A growing hermit crab
Takes up residence.

In his new home
The hermit does not
Feel the arrival of a ragworm,
Which crawls into the same shell.

Later, an anemone also
Settles on his shell.

So the ragworm, anemone and
The hermit, all live together
In an old whelk shell.

When the hermit feeds,
The ragworm takes his share
And the anemone clears up
What is left on the floor.

If attacked, the great claw
Provides an armour-plated door.

Taken from a display in an aquarium on the Cobb in Lyme Regis. Submitted by Nathan Lechler

Grey on red

They didn’t want to come here.
They didn’t swim the Atlantic.
They were brought in, probably reluctantly,
by British gentlemen who thought they’d look cute
in their estate grounds, gardens and deer parks.

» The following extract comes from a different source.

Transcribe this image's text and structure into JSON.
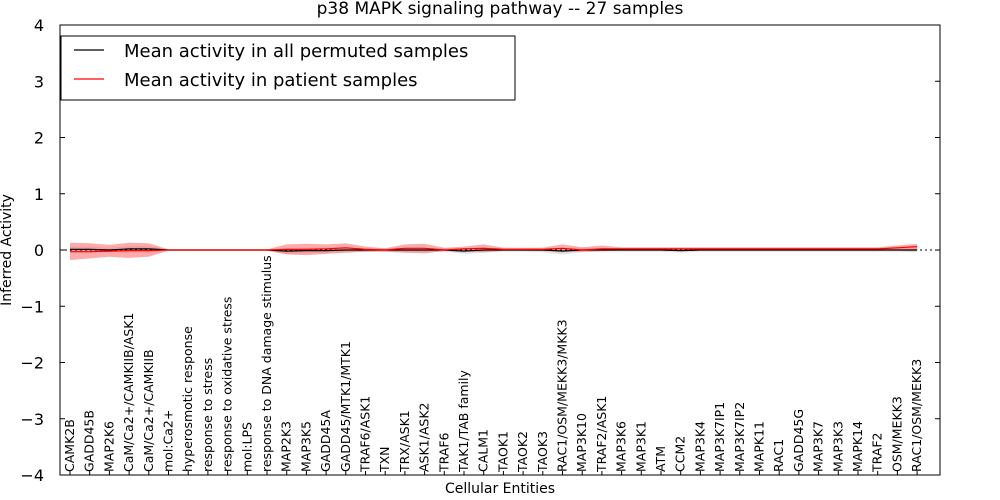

Is it their fault the smaller reds took one look,
turned tail, and fled somewhere safer?
Grey squirrels do not physically attack
red squirrels. They don’t even chase them.
They might frighten them a bit, who knows.

Bill Oddie, accompanying the BBC News article Black squirrels’ slow scamper to dominate.

By Saturn’s Moons

An aurora, shining high above
the northern part of Saturn, moves
from the night side to the day side;
tall auroral curtains, rapidly
changing over time when viewed at the limb
of the planet’s northern hemisphere.

Irregularly shaped Calypso is one
of two Trojan moons that travel in
the same orbit of the larger moon Tethys;
Appearing like eyes on a potato,
craters cover the dimly lit surface
of the moon Prometheus.

Saturn’s moon Dione passes in front;
Enceladus continues to spew ice
into space; A closer view of Baghdad
Sulcus, one of four tiger stripes
that cross Enceladus’ south pole.

Cassini is on the night side
of the moon, viewing brightly-lit plumes
of ice being ejected from fissures
at Enceladus’ south pole. Rhea
looms near its sibling Epimetheus.

Cassini looks down on the clouds
just over the shoulder of the moon
Helene; Saturn’s rings, made dark
in part as the planet casts its shadow
across them, cut a striking figure
before Saturn’s largest moon, Titan.

The shadow darkens a huge portion
of the gas giant planet. Titan’s
golden, smog-like atmosphere
and complex layered hazes appear
to Cassini as a luminous ring
around the planet-sized moon.

From NASA’s notes on spacecraft Cassini’s photographs of Saturn, published in The Big Picture 21 May 2010.